“To forgive is to set a prisoner free and discover the prisoner was you.” Unknown
Forgiveness is giving up the possibility of a better past. It is the path of redemption where life can move forward from the present moment, where the past fades with memory and we have the internal space to accept the daily imperfections of life with those we love as they are. It is a true forgetting, this forgiveness that frees the victim as deeply as the perpetrator. The relationship is new, starting fresh, without the burden of selective memory. This is not a path that we command; it is one that we serve.
Forgiveness does not come easily and for many it is an unknown emotional story. It requires patience and is rarely a hasty proposition. It cannot be forced but it is a way of thinking that has to be chosen. The most arduous and sometimes insurmountable part of forgiving is that one must fully feel the injury and acknowledge it before anything can be forgiven. This is why so many families never heal; the children don’t have the language and emotional maturity to express themselves. The parents, often suffering with their own unresolved childhood pains, have little insight into the damage they have done. As a parent myself now, I often and painfully bear witness to the enormity of the task and even with my best intentions I fall short. Some days there are too many unmet needs and not enough resources and it is impossible to not inflict some harm on the way to raising another human being.
I have been working toward forgiveness, which has been called the final form of love for much of my adult life with my original family. I knew it was a real and promised place from the forgiveness that had transformed my marriage but still on every family reunion it has eluded me and inevitably something in me would crack, destroying the tentative approach we were all making. I haven’t had the heart to love the most broken places in me that are so loudly mirrored in these interactions
Each meeting becomes more poignant and urgent as all the participants age and each time together has the potential for being the last. I long for the freedom to open my heart in these moments but mostly am faced with all of my worst and ugliest character traits that are mirrored and louder in the previous generation. As I witness the source of all my most unwanted behaviors; the ones that stick to me regardless of how much or for how long I push away the relationships they came through, I understand finally that all of this brokenness is not about them anymore, my brokenness is mine alone.

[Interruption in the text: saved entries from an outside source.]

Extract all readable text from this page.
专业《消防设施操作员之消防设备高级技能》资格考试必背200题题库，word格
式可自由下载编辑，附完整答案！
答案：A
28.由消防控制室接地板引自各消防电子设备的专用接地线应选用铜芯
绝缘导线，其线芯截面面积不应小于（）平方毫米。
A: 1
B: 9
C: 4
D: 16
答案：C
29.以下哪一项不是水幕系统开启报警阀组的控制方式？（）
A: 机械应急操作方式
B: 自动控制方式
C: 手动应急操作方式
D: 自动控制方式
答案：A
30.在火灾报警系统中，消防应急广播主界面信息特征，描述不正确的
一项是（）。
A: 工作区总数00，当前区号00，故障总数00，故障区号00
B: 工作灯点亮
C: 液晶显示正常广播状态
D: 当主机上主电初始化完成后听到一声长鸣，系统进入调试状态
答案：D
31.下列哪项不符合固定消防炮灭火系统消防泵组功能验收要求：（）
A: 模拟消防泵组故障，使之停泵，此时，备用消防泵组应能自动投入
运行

Still the crass and unforgiving language, the negative spin on whatever is happening, the fear of lack which precludes any real giving- these traits that I know intimately bring up a deep revulsion in me. My children see me wince at his casual disregard for one of my own children which is at once so blatant and so comfortable for him that he is not even aware of it. They hear the tension in my voice when I try calmly to instruct him on the etiquette of sharing a meal with a family, of something so basic as limiting your portion so there is enough for everyone. They hold their breath wondering if this will be the trigger that leads to the explosion that generally accompanies our rare family reunions. My twelve year old son slides in next to me and gives me his knowing smile at yet another oblivious blunder. My eldest daughter cues me to breathe.

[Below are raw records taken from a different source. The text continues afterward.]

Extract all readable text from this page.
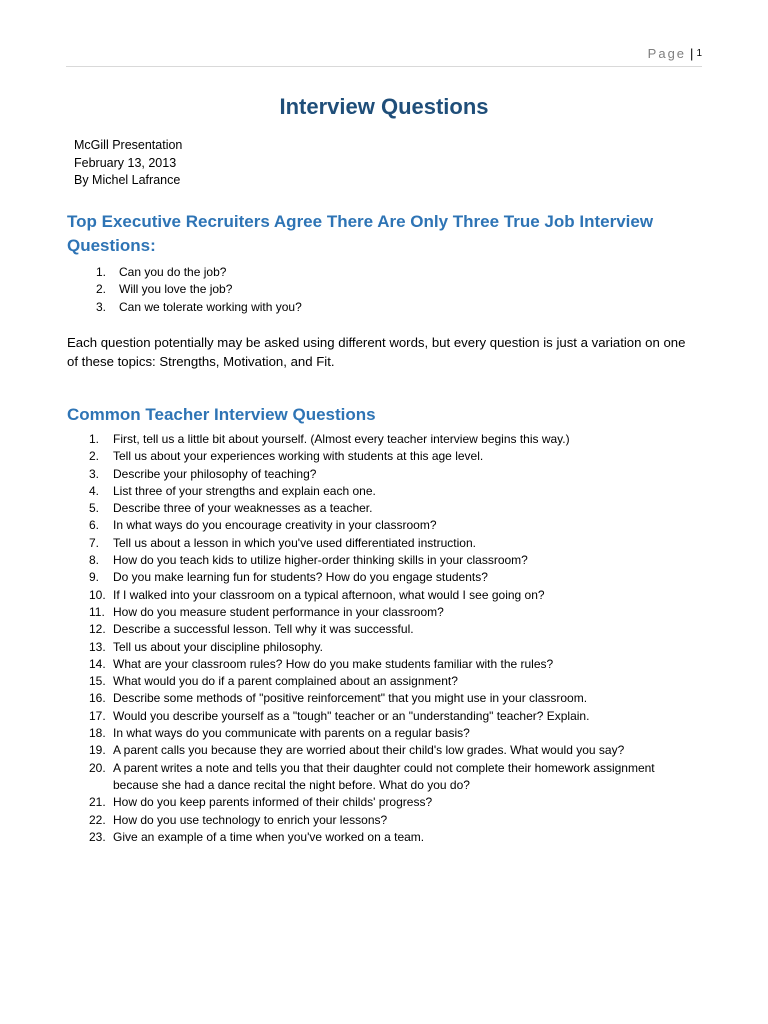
Page | 1
Interview Questions
McGill Presentation
February 13, 2013
By Michel Lafrance
Top Executive Recruiters Agree There Are Only Three True Job Interview Questions:
1. Can you do the job?
2. Will you love the job?
3. Can we tolerate working with you?

Each question potentially may be asked using different words, but every question is just a variation on one of these topics: Strengths, Motivation, and Fit.

Common Teacher Interview Questions
1. First, tell us a little bit about yourself. (Almost every teacher interview begins this way.)
2. Tell us about your experiences working with students at this age level.
3. Describe your philosophy of teaching?
4. List three of your strengths and explain each one.
5. Describe three of your weaknesses as a teacher.
6. In what ways do you encourage creativity in your classroom?
7. Tell us about a lesson in which you've used differentiated instruction.
8. How do you teach kids to utilize higher-order thinking skills in your classroom?
9. Do you make learning fun for students? How do you engage students?
10. If I walked into your classroom on a typical afternoon, what would I see going on?
11. How do you measure student performance in your classroom?
12. Describe a successful lesson. Tell why it was successful.
13. Tell us about your discipline philosophy.
14. What are your classroom rules? How do you make students familiar with the rules?
15. What would you do if a parent complained about an assignment?
16. Describe some methods of "positive reinforcement" that you might use in your classroom.
17. Would you describe yourself as a "tough" teacher or an "understanding" teacher? Explain.
18. In what ways do you communicate with parents on a regular basis?
19. A parent calls you because they are worried about their child's low grades. What would you say?
20. A parent writes a note and tells you that their daughter could not complete their homework assignment because she had a dance recital the night before. What do you do?
21. How do you keep parents informed of their childs' progress?
22. How do you use technology to enrich your lessons?
23. Give an example of a time when you've worked on a team.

Then there is the glimmer of goodness as my father teaches my son about the stock exchange, a piece of my own education that has stayed with me for decades coming through direct to my kids. He starts recounting stories from his own broken childhood that I remembered fragments of, but now I get the missing details, the names and places that made him who he is. Tenderness catches me off guard around my father; it has rarely been safe to have my heart unprotected near him. I sit, waiting to serve forgiveness, to have the chance to be free of the years of not good enough that I have lived out far from his sight.
There have been no explosions on this reunion and it is thanks to my own family that I can inch closer to the edge of forgiveness. My eldest son, who knows me well and is unaffected by my father’s offenses told me the other day that he thought “it was refreshing to hang around grandpa.” In response to my incredulous face he offers “He has no idea how he affects anyone else, it’s funny.” I can see his point, but stubbornly remain attached to the small girl that I was at the receiving end of his lack. My son acknowledges how that would have sucked to be the kid and something softens in me.
This is perhaps how forgiveness happens; a few strands of a thick cord tying you to your wrongs are worn away through the courageous process of feeling and acknowledging until you can see that the injury holding you has less to offer you than the freedom of carrying your brokenness tenderly on and away. It is a real beginning for the New Year.